The paper "A New Perspective on Reconstruction", Eric Foner outlined the change in view on the restructuring of the theme. There were various perspectives in the history of the postwar reconstruction period, but the fact remains unchanged, one of the most "violent, dramatic and controversial" times in the American history (224). At the beginning of his paper Eric Foner was talking about reconstruction methods even before 1960, but it was a time of intense, corrupt and manipulating free people.
By the early 1960s these efforts emerged with a new perspective of reconstruction and became increasingly attractive to historians as the civil rights movement "Second Rebuilding" emerged. John Hope Franklin summed up the revisionist approach in post-conflict reconstruction (1961) and Kenneth Seal (1965) during the reconstruction period, and Republicans after the war to address the urgent needs of free people I worked hard hard. Protection to solve the ethnic problems of the south. Despite various drawbacks, rebuilding the government has made a bold attempt in ethnic politics.
It is impossible. This is the case of reconfiguration. why? This concept of reconstruction was consistent with the American racial system of Jim Raven until the civil rights revolution of the 1960s. What is the lesson of that old view? First of all, it is wrong to give a black voter the right to vote. Reconstruction proved that blacks can not vote because they abused the vote. Therefore every effort to regain voting rights for African Americans will lead to another reconstruction. In the effort to expand or restore political democracy, that is to say so-called terrorism rebuilding in the south is constantly sought.

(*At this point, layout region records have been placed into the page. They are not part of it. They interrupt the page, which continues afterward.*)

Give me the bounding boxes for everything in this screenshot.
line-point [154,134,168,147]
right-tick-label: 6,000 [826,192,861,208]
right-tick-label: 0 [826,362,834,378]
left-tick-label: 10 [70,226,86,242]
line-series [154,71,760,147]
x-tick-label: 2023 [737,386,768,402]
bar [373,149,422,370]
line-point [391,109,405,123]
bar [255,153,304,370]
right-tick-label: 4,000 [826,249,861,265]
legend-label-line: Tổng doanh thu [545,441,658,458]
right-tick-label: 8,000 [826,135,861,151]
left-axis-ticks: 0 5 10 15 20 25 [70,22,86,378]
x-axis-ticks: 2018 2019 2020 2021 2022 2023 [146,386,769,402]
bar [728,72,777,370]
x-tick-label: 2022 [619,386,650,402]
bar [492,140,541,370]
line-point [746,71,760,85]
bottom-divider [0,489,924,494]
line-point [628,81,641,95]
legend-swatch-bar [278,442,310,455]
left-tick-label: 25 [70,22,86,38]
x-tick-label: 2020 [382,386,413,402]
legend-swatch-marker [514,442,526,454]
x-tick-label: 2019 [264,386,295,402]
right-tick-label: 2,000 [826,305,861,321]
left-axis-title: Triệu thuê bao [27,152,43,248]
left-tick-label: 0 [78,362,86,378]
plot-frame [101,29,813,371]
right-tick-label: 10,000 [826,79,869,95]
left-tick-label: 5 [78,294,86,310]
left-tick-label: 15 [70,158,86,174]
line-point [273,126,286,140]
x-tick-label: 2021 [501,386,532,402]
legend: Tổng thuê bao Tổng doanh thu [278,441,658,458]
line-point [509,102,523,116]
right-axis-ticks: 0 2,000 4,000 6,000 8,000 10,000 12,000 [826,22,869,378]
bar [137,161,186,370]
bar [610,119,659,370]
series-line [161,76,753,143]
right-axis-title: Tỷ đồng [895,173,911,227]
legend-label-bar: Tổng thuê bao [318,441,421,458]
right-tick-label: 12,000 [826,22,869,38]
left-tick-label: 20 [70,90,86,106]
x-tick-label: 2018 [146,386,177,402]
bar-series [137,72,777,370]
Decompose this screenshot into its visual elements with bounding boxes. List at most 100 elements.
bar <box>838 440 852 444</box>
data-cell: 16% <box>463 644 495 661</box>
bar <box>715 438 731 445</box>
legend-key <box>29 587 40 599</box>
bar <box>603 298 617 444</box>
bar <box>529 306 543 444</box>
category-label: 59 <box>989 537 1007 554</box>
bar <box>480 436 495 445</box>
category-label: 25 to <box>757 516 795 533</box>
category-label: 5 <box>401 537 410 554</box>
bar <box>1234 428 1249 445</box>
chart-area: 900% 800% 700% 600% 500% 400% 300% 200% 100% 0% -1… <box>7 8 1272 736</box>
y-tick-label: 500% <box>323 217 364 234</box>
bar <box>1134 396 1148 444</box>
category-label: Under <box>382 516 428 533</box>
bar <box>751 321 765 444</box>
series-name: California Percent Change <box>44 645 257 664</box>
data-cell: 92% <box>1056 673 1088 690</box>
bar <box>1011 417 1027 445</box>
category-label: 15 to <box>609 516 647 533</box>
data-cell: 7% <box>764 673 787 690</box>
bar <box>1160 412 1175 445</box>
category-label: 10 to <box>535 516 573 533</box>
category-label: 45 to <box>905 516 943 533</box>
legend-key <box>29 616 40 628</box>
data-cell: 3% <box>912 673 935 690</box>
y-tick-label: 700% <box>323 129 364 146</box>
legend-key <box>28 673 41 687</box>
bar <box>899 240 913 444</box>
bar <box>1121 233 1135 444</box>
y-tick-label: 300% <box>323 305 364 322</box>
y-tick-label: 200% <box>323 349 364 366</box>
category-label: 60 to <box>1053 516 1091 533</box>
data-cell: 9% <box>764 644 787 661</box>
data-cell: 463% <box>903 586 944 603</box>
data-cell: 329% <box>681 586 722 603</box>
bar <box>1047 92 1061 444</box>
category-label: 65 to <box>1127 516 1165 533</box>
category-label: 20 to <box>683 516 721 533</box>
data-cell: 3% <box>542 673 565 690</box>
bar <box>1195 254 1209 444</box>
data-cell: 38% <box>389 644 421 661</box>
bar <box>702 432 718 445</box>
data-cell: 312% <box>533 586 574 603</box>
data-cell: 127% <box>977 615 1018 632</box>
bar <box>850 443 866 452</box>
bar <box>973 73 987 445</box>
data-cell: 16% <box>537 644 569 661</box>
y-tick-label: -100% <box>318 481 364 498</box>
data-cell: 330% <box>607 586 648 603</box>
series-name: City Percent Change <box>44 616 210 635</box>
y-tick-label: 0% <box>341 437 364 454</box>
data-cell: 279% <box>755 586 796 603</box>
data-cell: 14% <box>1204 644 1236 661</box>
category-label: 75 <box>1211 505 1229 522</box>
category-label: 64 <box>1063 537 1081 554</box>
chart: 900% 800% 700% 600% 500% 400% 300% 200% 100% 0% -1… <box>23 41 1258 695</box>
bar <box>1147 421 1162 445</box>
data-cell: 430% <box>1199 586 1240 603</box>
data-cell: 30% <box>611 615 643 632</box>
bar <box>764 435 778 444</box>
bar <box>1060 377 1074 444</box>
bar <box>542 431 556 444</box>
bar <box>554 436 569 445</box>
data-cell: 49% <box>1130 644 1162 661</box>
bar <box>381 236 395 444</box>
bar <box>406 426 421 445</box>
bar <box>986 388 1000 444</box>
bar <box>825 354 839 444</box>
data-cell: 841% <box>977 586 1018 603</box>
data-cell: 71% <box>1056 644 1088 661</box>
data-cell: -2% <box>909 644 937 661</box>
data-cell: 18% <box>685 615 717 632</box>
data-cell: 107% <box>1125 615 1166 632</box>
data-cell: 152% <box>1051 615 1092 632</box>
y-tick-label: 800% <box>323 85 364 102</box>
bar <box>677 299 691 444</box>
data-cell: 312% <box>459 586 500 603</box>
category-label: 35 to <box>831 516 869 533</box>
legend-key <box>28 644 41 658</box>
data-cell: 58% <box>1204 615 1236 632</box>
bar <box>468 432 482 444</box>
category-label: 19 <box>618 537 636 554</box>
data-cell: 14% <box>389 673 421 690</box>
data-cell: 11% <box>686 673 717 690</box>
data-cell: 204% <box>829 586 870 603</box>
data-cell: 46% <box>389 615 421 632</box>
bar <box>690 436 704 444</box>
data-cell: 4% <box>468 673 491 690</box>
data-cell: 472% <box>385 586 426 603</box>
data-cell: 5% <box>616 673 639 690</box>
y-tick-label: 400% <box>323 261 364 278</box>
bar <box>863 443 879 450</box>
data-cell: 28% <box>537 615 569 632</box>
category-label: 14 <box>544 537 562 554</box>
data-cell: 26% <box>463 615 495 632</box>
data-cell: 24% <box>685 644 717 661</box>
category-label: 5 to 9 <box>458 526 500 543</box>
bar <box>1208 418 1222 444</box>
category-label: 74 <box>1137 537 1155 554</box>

Reconstruction is a typical example of how the same history looks different through lenses of different eras. We all see history through prism now. For many Americans today it seems absurd to condemn the failure of the blacks to be rebuilt even if they are reading information on making and writing "devastated times" . For this historian it was overthrown by a minority of terrorists who defeated democracy by violence, so the reconstruction policy never failed owing to its own flaws.
With the change of society and the emergence of new information, the writer saw the previous event through a new lens. The first opinion advocated by William Dunning in 1907 was that rebuilding was a disaster caused by extreme Republican corruption. Thirty years later, revisionists like Vann C. Woodward raised doubts about this concept, arguing that reconstruction failed for economic reasons rather than due to corruption. In the 1960s, new gamers such as John Hope Franklin and Kenneth Stampp thought that reconstruction was not a complete failure, but instead left the legacy of the civil rights movement. According to a historian's latest view, such as Heather C. Richardson, reconstruction affects the whole country as well as the South, and the majority of the change is positive.